でもすぐに現実なのだと思い出し、なにか答えなくてはと息を吸う。声は出ない。代わりに別のものが目から溢れてきた。


「……う」
「え、なんで泣くの」
「だって…うっ、嬉しくて」


赤葦さんは私の事が好き、それはこの間言われて知っていたはずなのに。改めて「付き合いませんか」と言葉にされる事がどれほど幸せなのかを思い知った。

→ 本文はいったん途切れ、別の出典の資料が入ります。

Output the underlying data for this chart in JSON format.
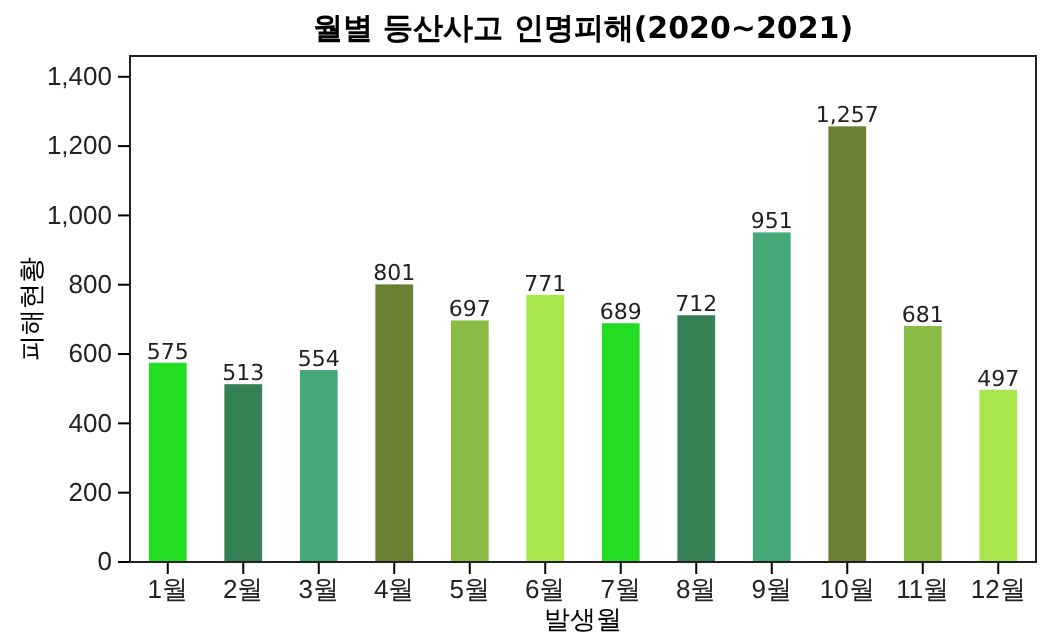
{
  "chart_data": {
    "type": "bar",
    "title": "월별 등산사고 인명피해(2020~2021)",
    "xlabel": "발생월",
    "ylabel": "피해현황",
    "categories": [
      "1월",
      "2월",
      "3월",
      "4월",
      "5월",
      "6월",
      "7월",
      "8월",
      "9월",
      "10월",
      "11월",
      "12월"
    ],
    "values": [
      575,
      513,
      554,
      801,
      697,
      771,
      689,
      712,
      951,
      1257,
      681,
      497
    ],
    "colors": [
      "#22dd22",
      "#358055",
      "#44a877",
      "#6a8033",
      "#8abb44",
      "#a8e64d",
      "#22dd22",
      "#358055",
      "#44a877",
      "#6a8033",
      "#8abb44",
      "#a8e64d"
    ],
    "value_labels": [
      "575",
      "513",
      "554",
      "801",
      "697",
      "771",
      "689",
      "712",
      "951",
      "1,257",
      "681",
      "497"
    ],
    "ylim": [
      0,
      1460
    ],
    "yticks": [
      0,
      200,
      400,
      600,
      800,
      {
        "value": 1000,
        "label": "1,000"
      },
      {
        "value": 1200,
        "label": "1,200"
      },
      {
        "value": 1400,
        "label": "1,400"
      }
    ]
  }
}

「赤葦さん、ほんとに私の事すきで居てくれたんだって思ったら」
「好きだよ、なに言ってんの」
「夢みたいで…」


今朝張り切ったベースメイクも退社後にトイレで直したチークももう知らない。全部流れたっていい。流れてしまえ。これが夢じゃないのなら私の顔なんてどうだっていい。


「現実だよ。白石さんの事がすごく好き」


ほらまた夢みたいな事を言う、それがますます私に涙を流させる言葉だと知りながら。


「…私もすごく…すごくすごく好きです」
「俺はその10倍好きだよ」
「なっ、わ、私のほうが1億倍好きですから」
「あー1億には負けた」
「え」
「っはは、おかしい」
「ちょっと!」


赤葦さんは心底面白そうに声を上げて笑った。低くてきれいな赤葦さんの声は、思い切り笑うとこんなふうに聞こえるんだ。ここに来て新たな発見と、新たなときめきを見つけてしまうなんて。
ひととおり笑い終えた赤葦さんは「ごめんごめん」と私を嗜めて、手を繋いだまま私の正面へと移動した。


「付き合ってくれるよね?」


イルミネーションを背にしたその告白、私が受けないはずは無い。
よろしくお願いします、と頭を下げると赤葦さんは「ありがとね、ちゃんと大事にするから」と私の背中を優しく撫でた。
大事にしてもらわなきゃ困る。もう赤葦さんのこと以外は考えられなくなってしまったんだから、死ぬまで責任取ってもらわなきゃ。